Le Roof Top Market de Rosebank, est une sortie dominicale très sympathique et courue pour toute la famille ! Les « théâtreux » iront plutôt au Market Théâtre dans le quartier central de Newton et les danseurs au Joburg Théâtre. Les amoureux de street art trouveront leur bonheur dans les quartiers de Braamfontein, Maboneng et Newtown. Côté musée, l’Origins Center vous renseignera sur les ancêtres sud-africains, à commencer par les Bushmen.
Pour les dingues de shopping, les centres commerciaux sont partout, à presque chaque coin de rue. Pour une ambiance plus intime, en extérieur, un tantinet « bobo chic », foncez au 44 Stanley qui offre une sélection de boutiques de designers locaux, des terrasses de café et des restaurants connectés par de jolies cours intérieures. Pour les escapades nocturnes, le choix est vaste. Il est agréable de se laisser tenter par un concert intimiste organisé par la dynamique Alliance Française de Johannesburg et son directeur actuel, Lionel Schultz…
Ph. : Brazzaville offre quelques hauts lieux attractifs : les tours jumelles récemment ouvertes avec leur restaurant tournant, le nouveau mall qui commence doucement à être occupé, la longue promenade du dimanche sur la Corniche le long du fleuve Congo, les impressionnants rapides et cataractes du Djoué, le parc zoologique qui commence à revivre, la forêt d’eucalyptus de la Patte d’Oie, les marchés populaires comme le marché Total, les rues commerçantes et le centre d’art de Poto Poto …
On peut aussi se retrouver dans d’agréables restaurants, comme Mami Wata, au bord du fleuve, Chez Ilys qui propose un large éventail de cuisine africaine, l’Oriental et ses menus ensoleillés, la Terrasse de l’Hippocampe avec son gargantuesque buffet- barbecue du vendredi soir, l’Hôtel Pefaco et son restaurant italien - le Bochelli - qui sert les meilleures pizza de la ville, le Concept lieu cool et convivial, ou le Bolingo, pour son ambiance rumba congolaise.
Globalement, Brazzaville est une capitale calme, où il est quand même possible de sortir, tranquillement, loin de la trépidation d’autres capitales.

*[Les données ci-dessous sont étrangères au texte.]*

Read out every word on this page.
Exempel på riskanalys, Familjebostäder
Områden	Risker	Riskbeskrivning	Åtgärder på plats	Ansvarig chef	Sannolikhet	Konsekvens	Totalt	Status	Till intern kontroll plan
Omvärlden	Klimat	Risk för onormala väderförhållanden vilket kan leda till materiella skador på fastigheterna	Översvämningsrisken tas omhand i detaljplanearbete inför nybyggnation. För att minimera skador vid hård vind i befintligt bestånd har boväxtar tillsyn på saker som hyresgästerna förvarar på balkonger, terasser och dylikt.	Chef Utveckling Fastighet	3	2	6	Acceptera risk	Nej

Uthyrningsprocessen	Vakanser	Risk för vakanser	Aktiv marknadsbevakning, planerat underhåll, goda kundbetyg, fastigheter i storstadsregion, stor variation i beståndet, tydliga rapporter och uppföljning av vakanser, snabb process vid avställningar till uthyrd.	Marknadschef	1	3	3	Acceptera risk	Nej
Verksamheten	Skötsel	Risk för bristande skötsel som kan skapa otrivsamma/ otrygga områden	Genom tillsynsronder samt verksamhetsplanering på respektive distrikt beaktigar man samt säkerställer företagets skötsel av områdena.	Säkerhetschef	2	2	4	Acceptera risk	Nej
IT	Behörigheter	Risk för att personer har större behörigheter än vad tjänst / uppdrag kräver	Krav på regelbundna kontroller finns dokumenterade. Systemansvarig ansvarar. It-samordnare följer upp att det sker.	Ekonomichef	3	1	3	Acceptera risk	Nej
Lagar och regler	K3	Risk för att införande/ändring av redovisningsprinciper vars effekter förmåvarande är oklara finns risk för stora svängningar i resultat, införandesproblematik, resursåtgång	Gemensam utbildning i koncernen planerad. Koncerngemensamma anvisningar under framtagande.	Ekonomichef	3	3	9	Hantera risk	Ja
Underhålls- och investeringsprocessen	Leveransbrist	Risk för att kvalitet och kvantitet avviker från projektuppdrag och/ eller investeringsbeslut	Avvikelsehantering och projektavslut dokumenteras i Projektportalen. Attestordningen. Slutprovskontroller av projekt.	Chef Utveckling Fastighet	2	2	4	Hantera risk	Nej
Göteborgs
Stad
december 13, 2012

Lpj : Quelle est votre conclusion ?
M. : Johannesburg est une ville débordante d’activités. Il est vraiment difficile de s’y ennuyer car il y en a vraiment pour tous les goûts. Installés dans la banlieue de Sandton depuis maintenant 8 ans, nous ne nous en lassons pas : ces quartiers sont verts et fleuris, calmes et tranquilles. Bien sûr il y a de l’insécurité et parfois des nouvelles alarmantes. Mais honnêtement, ce n’est pas quelque chose qui pèse sur notre quotidien. Il y a des mesures à prendre (bien choisir sa maison par exemple) et des précautions à respecter. Mais on vit très bien avec…En définitive Johannesburg est une ville attachante que l’on a du mal à quitter !
Ph. : Brazzaville est une ville de taille raisonnable, où les jours s’écoulent doucement, avec la chaleur comme compagne fidèle, mais avec une palette d’options un peu réduite.
C’est, après tout, une ville agréable pour y vivre loin de l’agitation des mégalopoles.